I went down a step into the living room, which was slightly bigger than the nine-by-twelve rug. At one end of the room there was a shallow brick fireplace, painted white, with a wooden mantelpiece that seemed to be littered with knickknacks. On either side of the fireplace there were built-in bookcases piled high with papers and magazines. I settled gingerly on a lumpy couch covered with a brown-and-yellow Afghan. I could smell house mold or wet dog. The coffee table was littered with empty fast-food containers, and all the seating was angled to face an ancient television set in an oversize console.

Bucky returned. "She says go ahead. We gotta be somewhere shortly and she's just now getting dressed. My dad'll be back in a little while. He went down to Perdido to look at lighting fixtures. We're trying to get Pappy's apartment fixed up to rent." He paused in the doorway, apparently seeing the room as I did. "Looks like a dump, but Pappy was real tight with a buck."

"How long have you lived here?"

"Coming up on two years, ever since Babe and me got married," he said. "I thought the old bird'd give us a break on the rent, but he made a science out of being cheap."

Being cheap myself, I was naturally curious. Maybe I could pick up some pointers, I thought. "Like what?"

Bucky's mouth pulled down. "I don't know. He didn't like to pay for trash pickup, so he'd go out early on trash days and put his garbage in the neighbors' cans. And, you know, like somebody told him once when you pay utility bills? All you have to do is use a one-cent stamp, leave off the return address, and drop it in a remote mailbox. The post office will deliver it because the city wants their money, so you can save on postage."

I said, "Hey, what a deal. What do you figure, ten bucks a year? That'd be hard to resist. He must have been quite a character."

"You never met him?"

"I used to see him up at Rosie's, but I don't think we ever met."

Bucky nodded at the fireplace. "That's him over there. One on the right."

I followed his gaze, expecting to see a photograph sitting on the mantelpiece. All I saw were three urns and a medium-size metal box. Bucky said, "That greeny marble urn is my grammaw, and right beside her is my uncle Duane. He's my daddy's only brother, killed when he's a kid. He was eight, I think. Playing on the tracks and got run over by a train. My aunt Maple's in the black urn."

For the life of me, I couldn't think of a polite response. The family fortunes must have dwindled as the years went by because it looked like less and less money had been spent with each successive death until the last one, John Lee, had been left in the box provided by the crematorium. The mantel was getting crowded. Whoever "went" next would have to be transported in a shoe box and dumped out the car window on the way home from the mortuary.

He waved the subject aside. "Anyway, forget that. I know you didn't stop by to make small talk.

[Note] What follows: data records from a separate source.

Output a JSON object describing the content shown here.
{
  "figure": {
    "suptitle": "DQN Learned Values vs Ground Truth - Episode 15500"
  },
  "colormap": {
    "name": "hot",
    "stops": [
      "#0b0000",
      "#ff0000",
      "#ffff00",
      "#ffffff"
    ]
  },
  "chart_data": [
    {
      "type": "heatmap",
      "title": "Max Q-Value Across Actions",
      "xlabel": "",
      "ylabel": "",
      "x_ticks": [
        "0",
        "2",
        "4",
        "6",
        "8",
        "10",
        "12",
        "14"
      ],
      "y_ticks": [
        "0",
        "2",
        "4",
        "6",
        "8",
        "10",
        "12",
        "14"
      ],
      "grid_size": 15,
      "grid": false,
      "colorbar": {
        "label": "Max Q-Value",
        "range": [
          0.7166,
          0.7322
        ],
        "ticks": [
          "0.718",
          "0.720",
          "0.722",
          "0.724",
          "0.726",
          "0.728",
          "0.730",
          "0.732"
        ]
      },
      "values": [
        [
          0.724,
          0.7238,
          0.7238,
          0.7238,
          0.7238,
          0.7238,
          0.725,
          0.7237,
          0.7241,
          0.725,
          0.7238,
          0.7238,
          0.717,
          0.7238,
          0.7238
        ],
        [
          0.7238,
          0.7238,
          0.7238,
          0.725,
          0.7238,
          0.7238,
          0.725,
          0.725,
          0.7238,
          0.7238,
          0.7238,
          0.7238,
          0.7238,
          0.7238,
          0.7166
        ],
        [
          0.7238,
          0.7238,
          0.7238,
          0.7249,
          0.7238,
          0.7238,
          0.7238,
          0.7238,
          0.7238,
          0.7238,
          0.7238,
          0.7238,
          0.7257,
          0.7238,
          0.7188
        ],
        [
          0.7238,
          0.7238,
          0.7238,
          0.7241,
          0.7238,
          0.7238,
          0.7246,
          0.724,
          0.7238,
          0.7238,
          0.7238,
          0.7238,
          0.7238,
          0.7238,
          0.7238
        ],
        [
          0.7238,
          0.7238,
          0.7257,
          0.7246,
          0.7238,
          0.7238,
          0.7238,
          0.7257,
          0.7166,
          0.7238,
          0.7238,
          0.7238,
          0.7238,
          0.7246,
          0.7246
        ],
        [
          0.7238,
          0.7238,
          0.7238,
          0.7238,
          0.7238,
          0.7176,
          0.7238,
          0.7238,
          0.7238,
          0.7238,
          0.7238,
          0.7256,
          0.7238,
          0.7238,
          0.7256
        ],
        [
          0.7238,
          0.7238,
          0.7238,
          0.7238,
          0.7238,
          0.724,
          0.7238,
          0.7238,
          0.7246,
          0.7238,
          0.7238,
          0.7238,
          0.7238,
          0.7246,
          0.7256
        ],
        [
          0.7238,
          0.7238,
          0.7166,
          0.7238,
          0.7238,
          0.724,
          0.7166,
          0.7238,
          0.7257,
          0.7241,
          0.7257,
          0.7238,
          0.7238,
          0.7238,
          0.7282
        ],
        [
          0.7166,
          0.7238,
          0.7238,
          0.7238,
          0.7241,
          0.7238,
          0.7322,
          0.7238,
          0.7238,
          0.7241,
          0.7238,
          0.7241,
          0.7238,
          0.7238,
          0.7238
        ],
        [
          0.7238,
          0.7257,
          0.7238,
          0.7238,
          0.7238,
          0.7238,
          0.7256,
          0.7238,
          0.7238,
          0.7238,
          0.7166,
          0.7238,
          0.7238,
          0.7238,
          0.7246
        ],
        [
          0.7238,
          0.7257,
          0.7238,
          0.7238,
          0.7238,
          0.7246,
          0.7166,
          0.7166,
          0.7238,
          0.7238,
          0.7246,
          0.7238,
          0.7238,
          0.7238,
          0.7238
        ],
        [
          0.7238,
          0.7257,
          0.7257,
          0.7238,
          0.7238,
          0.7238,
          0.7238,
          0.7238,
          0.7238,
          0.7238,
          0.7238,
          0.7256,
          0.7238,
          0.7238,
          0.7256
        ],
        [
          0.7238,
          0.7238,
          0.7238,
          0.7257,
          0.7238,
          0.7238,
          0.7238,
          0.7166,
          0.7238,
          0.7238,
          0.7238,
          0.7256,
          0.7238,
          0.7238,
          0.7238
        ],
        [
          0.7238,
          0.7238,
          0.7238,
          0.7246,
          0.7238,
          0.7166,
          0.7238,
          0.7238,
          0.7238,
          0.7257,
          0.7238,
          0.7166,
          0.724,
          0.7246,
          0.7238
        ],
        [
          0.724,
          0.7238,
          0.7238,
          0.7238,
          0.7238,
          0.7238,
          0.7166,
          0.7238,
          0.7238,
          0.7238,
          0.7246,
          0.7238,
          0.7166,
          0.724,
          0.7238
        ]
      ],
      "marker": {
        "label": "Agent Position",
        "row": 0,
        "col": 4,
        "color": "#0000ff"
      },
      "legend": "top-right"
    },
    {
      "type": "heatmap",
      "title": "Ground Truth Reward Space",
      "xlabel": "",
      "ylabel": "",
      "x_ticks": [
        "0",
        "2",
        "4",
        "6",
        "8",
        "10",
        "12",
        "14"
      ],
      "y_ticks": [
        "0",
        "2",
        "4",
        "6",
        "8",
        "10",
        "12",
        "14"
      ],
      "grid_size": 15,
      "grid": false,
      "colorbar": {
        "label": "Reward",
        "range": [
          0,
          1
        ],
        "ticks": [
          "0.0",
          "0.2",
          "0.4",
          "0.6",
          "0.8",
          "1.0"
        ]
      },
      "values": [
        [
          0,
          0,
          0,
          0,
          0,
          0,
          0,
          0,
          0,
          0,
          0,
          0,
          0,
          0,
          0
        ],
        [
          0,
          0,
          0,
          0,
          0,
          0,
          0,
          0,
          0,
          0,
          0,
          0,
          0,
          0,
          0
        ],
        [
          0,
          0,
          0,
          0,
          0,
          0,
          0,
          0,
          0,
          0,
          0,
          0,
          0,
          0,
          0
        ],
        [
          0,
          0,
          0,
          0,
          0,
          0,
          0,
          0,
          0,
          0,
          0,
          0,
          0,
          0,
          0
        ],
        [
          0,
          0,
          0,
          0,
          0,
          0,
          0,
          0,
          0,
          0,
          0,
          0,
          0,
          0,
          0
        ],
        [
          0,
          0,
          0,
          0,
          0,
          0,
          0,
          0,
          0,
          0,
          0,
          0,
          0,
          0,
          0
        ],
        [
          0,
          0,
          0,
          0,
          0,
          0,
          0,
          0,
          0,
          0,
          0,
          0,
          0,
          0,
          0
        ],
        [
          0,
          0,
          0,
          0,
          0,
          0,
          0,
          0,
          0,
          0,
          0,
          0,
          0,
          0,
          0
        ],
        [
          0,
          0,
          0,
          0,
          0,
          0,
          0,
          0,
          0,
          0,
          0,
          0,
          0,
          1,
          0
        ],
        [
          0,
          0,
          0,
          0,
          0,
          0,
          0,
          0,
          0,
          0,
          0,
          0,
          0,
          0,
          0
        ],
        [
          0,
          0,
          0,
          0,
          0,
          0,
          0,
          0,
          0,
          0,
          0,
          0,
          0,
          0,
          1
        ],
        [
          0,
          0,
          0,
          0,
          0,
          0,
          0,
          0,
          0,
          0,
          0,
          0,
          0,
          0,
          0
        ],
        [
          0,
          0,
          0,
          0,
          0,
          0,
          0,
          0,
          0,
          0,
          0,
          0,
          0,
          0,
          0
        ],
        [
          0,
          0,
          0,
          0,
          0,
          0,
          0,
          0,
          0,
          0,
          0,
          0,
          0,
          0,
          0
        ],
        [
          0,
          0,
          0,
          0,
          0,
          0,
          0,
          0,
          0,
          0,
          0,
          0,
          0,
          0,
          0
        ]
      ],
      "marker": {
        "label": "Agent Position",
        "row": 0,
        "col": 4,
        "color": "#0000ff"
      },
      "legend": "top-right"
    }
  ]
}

I got the paperwork right here." He moved over to the bookshelf and began to sort through the magazines, which were apparently interspersed with unpaid bills and other critical documents. "All we're talking is a three-hundred-dollar claim for Pappy's burial," he remarked. "Babe and me paid to have him cremated and we'd like to get reimbursed. I guess the government pays another hundred and fifty for interment. It doesn't sound like much, but we don't have a lot to spare. I don't know what Henry told you, but we can't afford to pay for your services."